Probe into killing of S.Africa mineworkers ends
Family members of 34 South African miners killed at Marikana said they hoped the truth behind the shooting would be revealed as a two-year probe ended Friday.
The findings will not be released until next year, but evidence put before the inquiry badly tarnished the police claim that they acted in self-defence when they gunned down the striking Lomin miners in August 2012.
"It's been a long journey, but we are very thankful for these two years," said Nosihle Ngweyi, whose husband Michael was killed after being shot twice by police.
"We hope the truth will eventually come out.
"The August 16 shooting was the worst violence witnessed in South Africa since the advent of democracy in 1994.
In the days before, 10 others were killed by some of the strikers, including non-striking miners, security guards, and two police officers who were hacked to death.
The Farlam Commission of Inquiry was established by president Jacob Zuma to investigate the events at Marikana.
It has the power to recommend certain individuals be investigated and criminally charged.
Family members of all the victims gathered Friday for an emotional prayer service after the commission adjourned for the final time.
Holding hands, they each spoke the names of their lost relatives, while Pretoria bishop Jo Seoka prayed for the families of the those killed by the strikers to "let their burden go and try to forgive".
In the last week of the commission, the police argued the strikers had acted treacherously by bearing arms against the state.
"The South Africa we do not want is one where public dissent is expressed by groups of people bearing weapons and bent on conflict and mayhem," said police lawyer Ishmael Semenya.
"We don't want a South Africa where industrial negotiations that can be resolved through dialogue are left to fester until police intervention is inevitable.
"- Death sentence -But lawyers representing the survivors of the massacre lambasted this attitude, saying the police killed the miners in revenge for the deaths of their two colleagues days earlier.
"The police decided that because their colleagues were killed, to sentence these people to death," said lawyer Dali Mpofu.
The police were also accused of a widespread cover-up and "a deliberate attempt to mislead" the investigation.
Mining house Lonmin was widely criticised during the inquiry for failing to engage with the workers' wage demands.
It has also been blamed for the murders of its security guards and non-striking miners.
"There was a cold and deliberate decision taken by Lonmin to instruct people to come to work even though their lives may be in danger, because of financial concerns," said commission lawyer Geoff Budlender.
The mining house has denied any responsibility.
Its lawyers said criticism of the company's handling of the labour dispute "would essentially mount to criticism of Lonmin for having acted within the legal framework".

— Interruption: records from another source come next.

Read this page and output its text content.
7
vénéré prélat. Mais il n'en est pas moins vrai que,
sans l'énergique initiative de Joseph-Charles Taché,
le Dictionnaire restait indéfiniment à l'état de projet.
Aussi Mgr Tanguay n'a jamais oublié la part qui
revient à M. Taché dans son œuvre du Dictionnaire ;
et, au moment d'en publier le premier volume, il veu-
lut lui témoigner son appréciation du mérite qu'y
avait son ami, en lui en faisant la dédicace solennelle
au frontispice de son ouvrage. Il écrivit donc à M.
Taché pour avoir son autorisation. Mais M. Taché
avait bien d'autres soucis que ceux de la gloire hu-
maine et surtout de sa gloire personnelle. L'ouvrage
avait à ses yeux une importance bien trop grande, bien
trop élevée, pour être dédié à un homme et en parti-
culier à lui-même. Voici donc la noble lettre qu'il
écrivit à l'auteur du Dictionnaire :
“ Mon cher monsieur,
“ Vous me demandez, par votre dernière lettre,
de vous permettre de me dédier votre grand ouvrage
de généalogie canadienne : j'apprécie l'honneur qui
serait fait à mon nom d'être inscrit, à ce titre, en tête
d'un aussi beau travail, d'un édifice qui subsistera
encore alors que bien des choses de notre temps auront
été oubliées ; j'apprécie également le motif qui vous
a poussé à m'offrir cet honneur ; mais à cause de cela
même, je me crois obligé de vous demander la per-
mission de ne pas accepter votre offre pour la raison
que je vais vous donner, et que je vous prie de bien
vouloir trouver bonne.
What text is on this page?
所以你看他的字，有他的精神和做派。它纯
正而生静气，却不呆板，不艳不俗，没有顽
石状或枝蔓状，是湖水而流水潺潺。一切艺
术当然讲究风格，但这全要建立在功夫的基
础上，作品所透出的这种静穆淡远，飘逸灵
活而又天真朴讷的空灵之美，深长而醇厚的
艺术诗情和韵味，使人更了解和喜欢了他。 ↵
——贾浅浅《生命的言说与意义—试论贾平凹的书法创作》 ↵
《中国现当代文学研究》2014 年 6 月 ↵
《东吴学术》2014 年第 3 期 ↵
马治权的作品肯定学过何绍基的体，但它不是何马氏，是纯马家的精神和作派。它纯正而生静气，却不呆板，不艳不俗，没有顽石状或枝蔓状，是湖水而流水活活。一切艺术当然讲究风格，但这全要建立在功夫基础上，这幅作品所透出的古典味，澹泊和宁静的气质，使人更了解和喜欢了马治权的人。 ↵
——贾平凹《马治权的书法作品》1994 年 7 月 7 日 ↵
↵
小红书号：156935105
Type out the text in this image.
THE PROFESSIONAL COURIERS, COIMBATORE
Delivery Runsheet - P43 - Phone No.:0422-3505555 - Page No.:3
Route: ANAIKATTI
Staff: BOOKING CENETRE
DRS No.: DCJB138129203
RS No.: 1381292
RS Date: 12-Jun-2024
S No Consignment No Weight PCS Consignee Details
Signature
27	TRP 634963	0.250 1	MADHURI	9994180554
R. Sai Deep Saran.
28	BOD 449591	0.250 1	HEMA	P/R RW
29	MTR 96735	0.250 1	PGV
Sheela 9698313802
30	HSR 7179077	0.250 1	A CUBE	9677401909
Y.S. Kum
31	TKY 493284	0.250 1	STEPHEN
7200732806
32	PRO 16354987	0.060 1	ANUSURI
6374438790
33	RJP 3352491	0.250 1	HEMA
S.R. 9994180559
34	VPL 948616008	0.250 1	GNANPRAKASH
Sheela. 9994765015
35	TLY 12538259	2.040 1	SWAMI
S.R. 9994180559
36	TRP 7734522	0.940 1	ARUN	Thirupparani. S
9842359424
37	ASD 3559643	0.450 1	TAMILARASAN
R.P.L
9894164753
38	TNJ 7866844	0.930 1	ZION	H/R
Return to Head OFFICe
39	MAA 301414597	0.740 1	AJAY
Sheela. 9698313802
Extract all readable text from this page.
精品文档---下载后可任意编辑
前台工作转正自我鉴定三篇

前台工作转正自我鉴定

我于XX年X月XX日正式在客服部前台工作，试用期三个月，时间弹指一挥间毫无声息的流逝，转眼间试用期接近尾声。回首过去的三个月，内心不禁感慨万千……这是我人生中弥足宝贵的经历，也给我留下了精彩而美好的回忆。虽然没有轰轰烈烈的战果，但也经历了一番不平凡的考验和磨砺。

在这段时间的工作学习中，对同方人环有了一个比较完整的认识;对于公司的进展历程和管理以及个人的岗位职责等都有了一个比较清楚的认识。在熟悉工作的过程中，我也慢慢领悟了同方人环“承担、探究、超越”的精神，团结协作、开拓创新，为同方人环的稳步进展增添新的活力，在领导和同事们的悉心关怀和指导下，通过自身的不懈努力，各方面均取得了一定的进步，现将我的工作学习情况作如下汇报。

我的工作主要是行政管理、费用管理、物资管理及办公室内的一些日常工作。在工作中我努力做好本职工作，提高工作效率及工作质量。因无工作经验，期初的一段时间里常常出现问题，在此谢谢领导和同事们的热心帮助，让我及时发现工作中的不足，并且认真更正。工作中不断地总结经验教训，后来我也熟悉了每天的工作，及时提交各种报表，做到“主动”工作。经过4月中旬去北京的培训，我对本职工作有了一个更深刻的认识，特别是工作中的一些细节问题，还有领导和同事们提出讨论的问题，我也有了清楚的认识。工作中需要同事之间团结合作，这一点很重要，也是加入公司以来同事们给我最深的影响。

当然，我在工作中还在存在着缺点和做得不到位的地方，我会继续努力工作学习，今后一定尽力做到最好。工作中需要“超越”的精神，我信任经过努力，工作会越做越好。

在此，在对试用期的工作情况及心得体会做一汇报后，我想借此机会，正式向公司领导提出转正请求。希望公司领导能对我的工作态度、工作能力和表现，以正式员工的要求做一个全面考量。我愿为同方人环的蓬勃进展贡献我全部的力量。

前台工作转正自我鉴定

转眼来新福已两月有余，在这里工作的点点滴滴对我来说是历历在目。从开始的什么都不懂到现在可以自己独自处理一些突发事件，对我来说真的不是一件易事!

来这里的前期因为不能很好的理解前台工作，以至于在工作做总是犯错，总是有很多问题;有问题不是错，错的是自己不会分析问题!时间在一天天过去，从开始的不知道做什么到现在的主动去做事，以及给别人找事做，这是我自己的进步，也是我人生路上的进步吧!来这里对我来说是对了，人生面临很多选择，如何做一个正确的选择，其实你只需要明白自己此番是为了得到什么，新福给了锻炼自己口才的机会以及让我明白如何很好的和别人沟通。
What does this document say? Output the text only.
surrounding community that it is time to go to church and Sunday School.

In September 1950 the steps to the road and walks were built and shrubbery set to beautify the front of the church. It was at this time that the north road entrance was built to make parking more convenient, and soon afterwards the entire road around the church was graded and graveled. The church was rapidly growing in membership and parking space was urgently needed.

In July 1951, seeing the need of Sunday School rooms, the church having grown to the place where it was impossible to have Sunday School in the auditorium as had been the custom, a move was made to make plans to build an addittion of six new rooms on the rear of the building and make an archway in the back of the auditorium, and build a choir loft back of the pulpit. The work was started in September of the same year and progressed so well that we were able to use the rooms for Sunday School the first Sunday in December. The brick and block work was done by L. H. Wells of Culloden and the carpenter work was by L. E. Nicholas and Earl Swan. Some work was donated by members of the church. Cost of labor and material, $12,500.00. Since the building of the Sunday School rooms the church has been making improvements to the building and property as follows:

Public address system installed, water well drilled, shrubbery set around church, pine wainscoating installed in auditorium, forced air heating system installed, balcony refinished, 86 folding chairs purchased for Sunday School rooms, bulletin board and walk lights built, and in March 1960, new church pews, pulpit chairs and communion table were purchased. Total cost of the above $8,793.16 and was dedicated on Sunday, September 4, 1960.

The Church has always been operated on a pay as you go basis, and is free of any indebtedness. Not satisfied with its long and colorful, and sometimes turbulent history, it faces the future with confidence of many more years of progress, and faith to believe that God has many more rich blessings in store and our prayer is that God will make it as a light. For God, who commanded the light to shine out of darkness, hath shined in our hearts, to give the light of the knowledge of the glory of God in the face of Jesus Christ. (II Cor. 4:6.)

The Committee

A number of the legal teams involved in the inquiry have recommended that senior police officials -- including the former police minister Nathi Mthethwa and national police commissioner Riah Phiyega -- be investigated on charges on murder.
They have also argued that Lonmin executives should be charged as accomplices to murder.
But some fingered South Africa's deputy president Cyril Ramaphosa as the main culprit.
Ramaphosa contacted the ministers of police and mineral resources in the days leading up to the massacre, pushing for police intervention in a strike that had already turned deadly.
Ramaphosa was not in government at the time, but a non-executive director of Lonmin and a senior leader in the ruling ANC party.
This "political interference" was the catalyst for the shooting, said Mpofu.
"If you are not going to charge Mr Ramaphosa, don't charge anybody," Mpofu told the inquiry Wednesday.
"You cannot have a situation where the source of the political pressure, the person who ignited the whole chain which resulted in the massacre, is not charged.
"Ramaphosa has maintained he was simply trying to prevent further violence.
The commission has until the end of March next year to present a report to the president.